Extended Tolman–Oppenheimer–Volkoff Equation in f(R,A) gravity

Abstract

This paper provides a more general version of the Tolman–Oppenheimer–Volkoff equation that shows the hydrostatic equilibrium in the context of the gravitational theory $f(R,A)$. This theory is one of several modified theories of gravity that have been proposed. Anisotropic matter content is considered to investigate the compact objects’ equilibrium structure. This work is focused on the linear model $R+\alpha A$, in which $R$ is the Ricci scalar, $A$ is the anticurvature scalar, and $\alpha$ is the coupling factor.
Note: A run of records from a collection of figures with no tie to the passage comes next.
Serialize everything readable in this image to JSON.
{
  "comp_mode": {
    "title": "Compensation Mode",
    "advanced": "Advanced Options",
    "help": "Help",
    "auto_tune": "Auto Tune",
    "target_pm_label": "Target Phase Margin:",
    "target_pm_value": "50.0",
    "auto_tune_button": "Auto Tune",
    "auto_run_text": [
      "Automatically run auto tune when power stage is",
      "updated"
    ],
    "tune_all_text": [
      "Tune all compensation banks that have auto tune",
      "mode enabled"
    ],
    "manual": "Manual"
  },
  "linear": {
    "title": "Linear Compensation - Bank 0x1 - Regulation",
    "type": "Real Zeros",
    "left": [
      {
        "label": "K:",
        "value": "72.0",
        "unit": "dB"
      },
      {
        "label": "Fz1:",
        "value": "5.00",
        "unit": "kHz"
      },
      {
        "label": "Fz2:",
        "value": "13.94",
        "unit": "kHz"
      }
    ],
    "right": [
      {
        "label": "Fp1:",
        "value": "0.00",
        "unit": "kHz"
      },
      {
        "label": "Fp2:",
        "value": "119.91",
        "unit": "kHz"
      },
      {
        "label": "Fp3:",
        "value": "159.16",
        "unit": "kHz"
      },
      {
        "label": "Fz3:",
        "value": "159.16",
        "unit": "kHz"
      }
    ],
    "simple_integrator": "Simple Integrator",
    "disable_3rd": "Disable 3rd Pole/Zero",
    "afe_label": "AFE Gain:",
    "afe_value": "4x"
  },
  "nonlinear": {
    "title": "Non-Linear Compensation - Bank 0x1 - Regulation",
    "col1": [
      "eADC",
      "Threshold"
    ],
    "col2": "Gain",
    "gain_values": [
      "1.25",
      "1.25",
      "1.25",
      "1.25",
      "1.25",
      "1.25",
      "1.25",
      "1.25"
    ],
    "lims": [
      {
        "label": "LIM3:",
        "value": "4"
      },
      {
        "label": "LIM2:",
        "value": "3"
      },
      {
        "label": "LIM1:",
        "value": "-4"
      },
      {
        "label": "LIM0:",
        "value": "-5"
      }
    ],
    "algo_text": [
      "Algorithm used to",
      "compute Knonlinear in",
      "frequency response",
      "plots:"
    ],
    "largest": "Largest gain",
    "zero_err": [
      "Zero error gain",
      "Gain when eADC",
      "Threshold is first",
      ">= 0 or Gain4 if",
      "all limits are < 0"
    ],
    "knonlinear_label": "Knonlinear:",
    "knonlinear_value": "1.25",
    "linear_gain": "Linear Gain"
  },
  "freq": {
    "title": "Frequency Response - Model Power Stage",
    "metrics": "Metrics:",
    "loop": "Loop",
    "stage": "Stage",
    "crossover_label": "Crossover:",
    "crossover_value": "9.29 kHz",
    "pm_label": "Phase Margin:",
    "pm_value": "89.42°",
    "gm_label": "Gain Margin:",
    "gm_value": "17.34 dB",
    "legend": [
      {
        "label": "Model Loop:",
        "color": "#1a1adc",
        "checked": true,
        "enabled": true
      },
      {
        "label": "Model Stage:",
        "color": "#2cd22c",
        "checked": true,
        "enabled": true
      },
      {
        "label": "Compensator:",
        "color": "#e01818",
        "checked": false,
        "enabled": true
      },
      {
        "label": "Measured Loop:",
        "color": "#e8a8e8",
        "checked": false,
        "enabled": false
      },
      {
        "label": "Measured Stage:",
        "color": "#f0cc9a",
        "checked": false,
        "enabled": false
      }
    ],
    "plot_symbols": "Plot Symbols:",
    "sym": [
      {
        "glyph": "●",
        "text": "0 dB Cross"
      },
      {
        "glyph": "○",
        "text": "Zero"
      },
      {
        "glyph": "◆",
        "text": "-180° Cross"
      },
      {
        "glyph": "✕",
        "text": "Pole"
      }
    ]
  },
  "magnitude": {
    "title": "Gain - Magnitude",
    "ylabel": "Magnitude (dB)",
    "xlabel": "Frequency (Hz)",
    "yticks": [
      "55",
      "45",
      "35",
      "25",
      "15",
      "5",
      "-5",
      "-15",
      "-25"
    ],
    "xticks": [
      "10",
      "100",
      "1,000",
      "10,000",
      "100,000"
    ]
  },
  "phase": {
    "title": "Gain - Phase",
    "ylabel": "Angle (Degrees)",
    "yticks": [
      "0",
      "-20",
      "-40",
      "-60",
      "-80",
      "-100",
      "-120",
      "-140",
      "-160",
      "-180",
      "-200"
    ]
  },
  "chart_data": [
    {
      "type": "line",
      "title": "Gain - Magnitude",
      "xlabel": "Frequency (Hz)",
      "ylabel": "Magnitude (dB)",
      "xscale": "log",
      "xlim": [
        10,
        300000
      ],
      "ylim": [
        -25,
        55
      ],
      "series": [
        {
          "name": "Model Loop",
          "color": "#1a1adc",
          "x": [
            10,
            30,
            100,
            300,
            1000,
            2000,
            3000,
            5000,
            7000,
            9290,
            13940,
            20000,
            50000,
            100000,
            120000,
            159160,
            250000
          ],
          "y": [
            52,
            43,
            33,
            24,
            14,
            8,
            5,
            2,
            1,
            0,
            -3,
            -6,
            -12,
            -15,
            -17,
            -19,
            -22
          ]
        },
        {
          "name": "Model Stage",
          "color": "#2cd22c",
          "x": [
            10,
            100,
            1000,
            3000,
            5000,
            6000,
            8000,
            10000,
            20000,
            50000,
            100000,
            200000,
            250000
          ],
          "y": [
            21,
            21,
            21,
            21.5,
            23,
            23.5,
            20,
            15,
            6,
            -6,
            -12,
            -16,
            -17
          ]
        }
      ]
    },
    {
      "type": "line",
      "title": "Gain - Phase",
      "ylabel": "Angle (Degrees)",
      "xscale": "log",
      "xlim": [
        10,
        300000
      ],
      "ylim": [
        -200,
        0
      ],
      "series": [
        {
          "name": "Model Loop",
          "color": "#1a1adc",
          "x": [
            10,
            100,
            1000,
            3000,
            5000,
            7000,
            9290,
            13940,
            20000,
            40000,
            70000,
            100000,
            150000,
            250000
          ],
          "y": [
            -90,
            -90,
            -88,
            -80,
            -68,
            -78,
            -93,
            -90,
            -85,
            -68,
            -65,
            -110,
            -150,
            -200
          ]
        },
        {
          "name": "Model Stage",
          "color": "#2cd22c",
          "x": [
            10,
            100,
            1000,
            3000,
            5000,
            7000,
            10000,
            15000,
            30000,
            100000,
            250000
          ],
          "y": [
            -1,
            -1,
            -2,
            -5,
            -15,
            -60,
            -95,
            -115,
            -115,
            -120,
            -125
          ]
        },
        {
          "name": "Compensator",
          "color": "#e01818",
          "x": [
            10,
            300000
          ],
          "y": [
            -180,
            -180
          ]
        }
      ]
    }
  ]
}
To solve the modified Tolman–Oppenheimer–Volkoff equation, we obtained suitable metric potential functions using the Karmarkar condition and employing an appropriate equation of state. We also determine an extended mass function by using the field equations. In this work, we have found a numerical solution of the dimensionless Tolman–Oppenheimer–Volkoff equation and plotted the mass–radius relation alongside several physical quantities, including radial pressure, mass function, scalar curvature, anisotropy, and the force acting on the system. We conduct the entire analysis using three compact stars: Cen X-3, Her X-1, and LMC X-4. Due to the complexity of the Tolman–Oppenheimer–Volkoff equations, we have employed the numerical technique to find various unknowns that appeared in the problem.